Nadir PSA is a Strong Predictor of Treatment Outcome in Intermediate and High Risk Localized Prostate Cancer Patients Treated by Definitive External Beam Radiotherapy and Androgen Deprivation: Beyond the Abstract
There are two other very important and clinically relevant findings in this study that might affect patient management. First, nPSA came out in multivariate analysis as a strongly significant and independent parameter while bPSA was not. This indicates that nPSA may be more relevant than bPSA to determine patient prognosis and those high risk patients because of a high bPSA can move into a lower risk category if they show a good response and attain a nPSA of 0.06 ng/ml or lower. This could be potentially used to escalate or de-escalate patient treatment as a way to optimize outcome.
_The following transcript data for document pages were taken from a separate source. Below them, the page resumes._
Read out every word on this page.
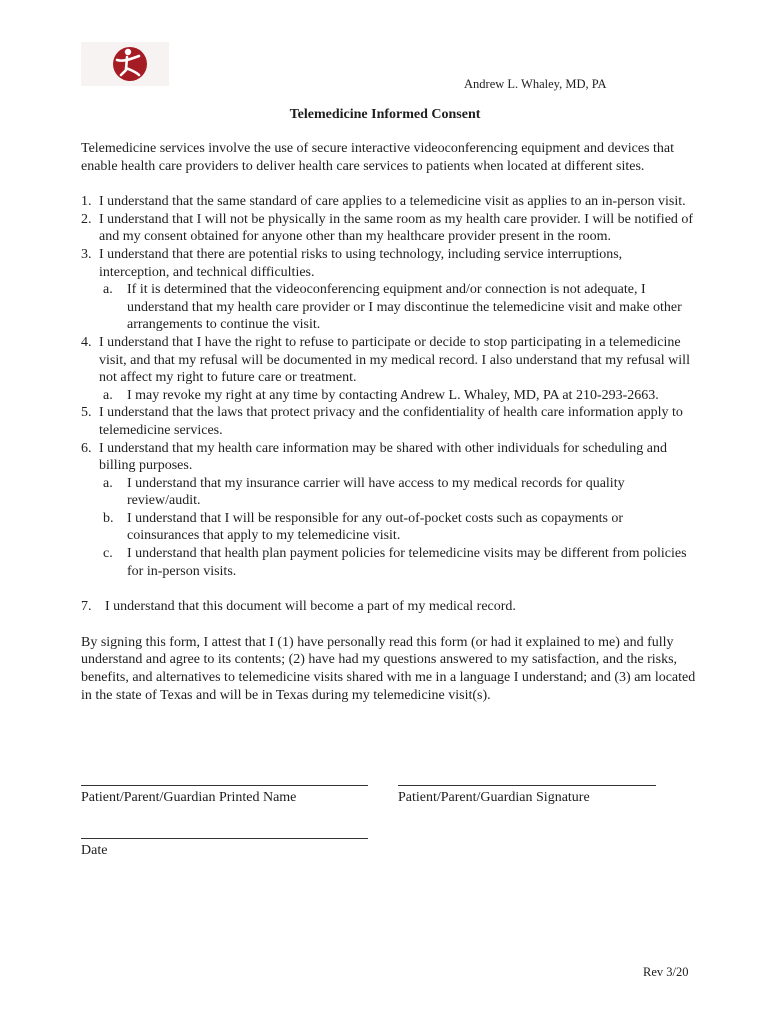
Andrew L. Whaley, MD, PA
Telemedicine Informed Consent

Telemedicine services involve the use of secure interactive videoconferencing equipment and devices that enable health care providers to deliver health care services to patients when located at different sites.

1. I understand that the same standard of care applies to a telemedicine visit as applies to an in-person visit.
2. I understand that I will not be physically in the same room as my health care provider. I will be notified of and my consent obtained for anyone other than my healthcare provider present in the room.
3. I understand that there are potential risks to using technology, including service interruptions, interception, and technical difficulties.
a.	If it is determined that the videoconferencing equipment and/or connection is not adequate, I understand that my health care provider or I may discontinue the telemedicine visit and make other arrangements to continue the visit.
4. I understand that I have the right to refuse to participate or decide to stop participating in a telemedicine visit, and that my refusal will be documented in my medical record. I also understand that my refusal will not affect my right to future care or treatment.
a.	I may revoke my right at any time by contacting Andrew L. Whaley, MD, PA at 210-293-2663.
5. I understand that the laws that protect privacy and the confidentiality of health care information apply to telemedicine services.
6. I understand that my health care information may be shared with other individuals for scheduling and billing purposes.
a.	I understand that my insurance carrier will have access to my medical records for quality review/audit.
b. I understand that I will be responsible for any out-of-pocket costs such as copayments or coinsurances that apply to my telemedicine visit.
c.	I understand that health plan payment policies for telemedicine visits may be different from policies for in-person visits.
7. I understand that this document will become a part of my medical record.

By signing this form, I attest that I (1) have personally read this form (or had it explained to me) and fully understand and agree to its contents; (2) have had my questions answered to my satisfaction, and the risks, benefits, and alternatives to telemedicine visits shared with me in a language I understand; and (3) am located in the state of Texas and will be in Texas during my telemedicine visit(s).

Patient/Parent/Guardian Printed Name	Patient/Parent/Guardian Signature
Date
Rev 3/20
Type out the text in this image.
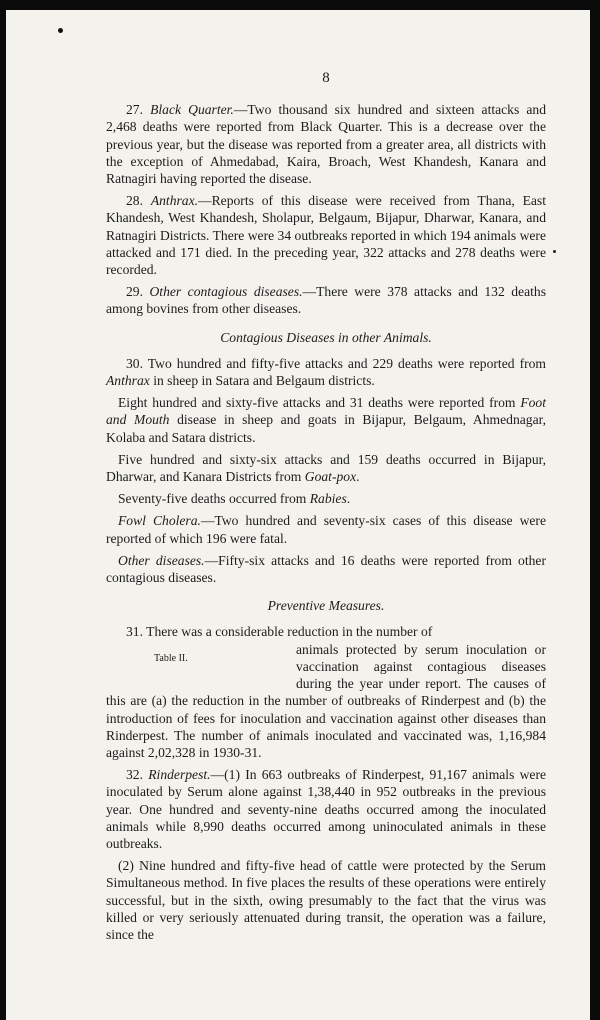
8

27. Black Quarter.—Two thousand six hundred and sixteen attacks and 2,468 deaths were reported from Black Quarter. This is a decrease over the previous year, but the disease was reported from a greater area, all districts with the exception of Ahmedabad, Kaira, Broach, West Khandesh, Kanara and Ratnagiri having reported the disease.

28. Anthrax.—Reports of this disease were received from Thana, East Khandesh, West Khandesh, Sholapur, Belgaum, Bijapur, Dharwar, Kanara, and Ratnagiri Districts. There were 34 outbreaks reported in which 194 animals were attacked and 171 died. In the preceding year, 322 attacks and 278 deaths were recorded.

29. Other contagious diseases.—There were 378 attacks and 132 deaths among bovines from other diseases.

Contagious Diseases in other Animals.

30. Two hundred and fifty-five attacks and 229 deaths were reported from Anthrax in sheep in Satara and Belgaum districts.

Eight hundred and sixty-five attacks and 31 deaths were reported from Foot and Mouth disease in sheep and goats in Bijapur, Belgaum, Ahmednagar, Kolaba and Satara districts.

Five hundred and sixty-six attacks and 159 deaths occurred in Bijapur, Dharwar, and Kanara Districts from Goat-pox.

Seventy-five deaths occurred from Rabies.

Fowl Cholera.—Two hundred and seventy-six cases of this disease were reported of which 196 were fatal.

Other diseases.—Fifty-six attacks and 16 deaths were reported from other contagious diseases.

Preventive Measures.

31. There was a considerable reduction in the number of

Table II.

animals protected by serum inoculation or vaccination against contagious diseases during the year under report. The causes of this are (a) the reduction in the number of outbreaks of Rinderpest and (b) the introduction of fees for inoculation and vaccination against other diseases than Rinderpest. The number of animals inoculated and vaccinated was, 1,16,984 against 2,02,328 in 1930-31.

32. Rinderpest.—(1) In 663 outbreaks of Rinderpest, 91,167 animals were inoculated by Serum alone against 1,38,440 in 952 outbreaks in the previous year. One hundred and seventy-nine deaths occurred among the inoculated animals while 8,990 deaths occurred among uninoculated animals in these outbreaks.

(2) Nine hundred and fifty-five head of cattle were protected by the Serum Simultaneous method. In five places the results of these operations were entirely successful, but in the sixth, owing presumably to the fact that the virus was killed or very seriously attenuated during transit, the operation was a failure, since the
Second, when we examined the prognostic value of nPSA below the most commonly used cut-off in the literature, that is of 0.5 ng/ml, we still found additional predictive power which indicates that the value of 0.06 ng/ml provides additional prognostic and clinically relevant information (table 4 , figure 4). Again this adds to this parameter’s utility for patient response adapted therapy.
In summary, our study showed that nPSA is a useful and strong prognosticator in intermediate and high risk localized prostate cancer treated by combined radiation and ADT. This treatment response parameter should be factored in the estimation of the patient’s risk and might help implement patient adapted therapy.